As a bit of necessary cruft, we have to use liftIO to “lift” (wrap) IO actions such as getFileSize in a full Printer monad before executing them. Besides everything else you can think of, this is yet another argument for eventually getting rid of the IO :)

Making the monads coexist

But our job isn’t done yet. Despite looking very reasonable, this version of ppUser doesn’t actually compile! The actual type error may vary a little, but it all boils down to a difference between WriterT Text IO () (i.e. Printer ()) and Writer Text () at each call site of putLn.

GHC is obviously correct. However, the problem lies not in how we’re calling putLn, but rather the way it’s been defined:

putLn :: Text -> Writer Text ()

This type can only produce a specific, pure Writer action. But to fit inside the do block of our compound monad, we need the Writer + IO combo from WriterT Text IO (i.e. Printer).

We can try to address the mismatch by changing the signature to:

putLn :: Text -> WriterT Text IO ()  -- or just: Printer ()

but this will only result in the opposite problem. Now, all the pure printers like ppAddress are facing the fact that putLn is a (wrapped) IO action, despite not actually doing any I/O whatsoever.

The obvious question is, can we have something that fits both?

Earlier on, I’ve said that both vanilla Writer and the IO-spruced Printer support the “Writer API”, most notably the tell function. This notion of a “monadic interface” isn’t just hand-waving, though, and Haskell (obviously!) provides a way to express it programmatically.

Meet the MonadWriter typeclass:

class (Monad m, Monoid w) => MonadWriter w m

Any monad that can work as a Writer will be an instance of it, regardless of whether it wraps over IO or anything else. Functions like tell are defined to be polymorphic over it, enabling us to leverage the same technique they use when we define putLn:

{-# LANGUAGE FlexibleContexts #-}

import Control.Monad.Writer.Class

putLn :: MonadWriter Text m => Text -> m ()
putLn line = tell $ line <> "\n"

If you aren’t very familiar with this syntax, the part before => is a typeclass constraint, or context. It defines the requirements to be satisfied by types which are later used in the function signature.
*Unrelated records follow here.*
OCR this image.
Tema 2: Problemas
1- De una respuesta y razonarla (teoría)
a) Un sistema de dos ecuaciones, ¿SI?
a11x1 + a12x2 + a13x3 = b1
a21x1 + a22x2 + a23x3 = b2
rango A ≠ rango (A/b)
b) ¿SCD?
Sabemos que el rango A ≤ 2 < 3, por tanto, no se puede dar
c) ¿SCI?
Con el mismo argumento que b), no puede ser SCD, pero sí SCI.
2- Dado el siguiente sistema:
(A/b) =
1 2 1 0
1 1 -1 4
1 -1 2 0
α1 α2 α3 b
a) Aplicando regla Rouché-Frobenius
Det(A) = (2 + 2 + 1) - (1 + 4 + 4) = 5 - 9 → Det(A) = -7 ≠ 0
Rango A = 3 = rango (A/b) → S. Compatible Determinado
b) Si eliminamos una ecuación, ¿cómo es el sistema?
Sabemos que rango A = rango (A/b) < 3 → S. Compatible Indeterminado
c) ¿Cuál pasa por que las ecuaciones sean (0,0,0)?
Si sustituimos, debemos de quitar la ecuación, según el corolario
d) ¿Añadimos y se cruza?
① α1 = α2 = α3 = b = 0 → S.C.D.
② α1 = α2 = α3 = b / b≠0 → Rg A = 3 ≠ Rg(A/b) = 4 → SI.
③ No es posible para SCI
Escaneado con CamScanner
Here, we request a MonadWriter instance — one where Text is the output but anything can be the inner monad. We refer to that unknown monad only as m, a type variable. The compiler will figure out what to substitute for it at every call site of putLn.

As a result, both a pure Writer and the IO-bound Printer can now use it. In the second case, the relevant instance of MonadWriter will, naturally, have IO fill in the m position.

But curiously, the “pure” Writer also has an inner monad. It just literally does nothing but wrap some other value:

newtype Identity a = Identity { runIdentity :: a }

In most cases, this fact is hidden behind the real definition of Writer, though runIdentity may sometimes come handy for some on-the-spot type hacks5.

The wrap

The many things we’ve talked about here could of course be a starting point for even more advanced stuff, but obviously we have to stop somewhere! But don’t worry: knowing about MonadWriter and other monad typeclasses like this is enough to write quite idiomatic code…

…at least until you learn about free monads, effects, and the like ;-)

In any case, you can check this gist for the complete code from this post.


  1. IO is still necessary due to ad-hoc network fetches and syscalls mentioned earlier. 

  2. Or at least an Applicative, via the ApplicativeDo GHC extension. 

  3. The adding is done via mappend, requiring w to be a Monoid

  4. There is also the execWriter variant which is actually more practical here as it only returns the accumulated output. 

  5. We could, for example, use it alongside mapWriterT to “fix” the calls to putLn if we didn’t have control over its definition.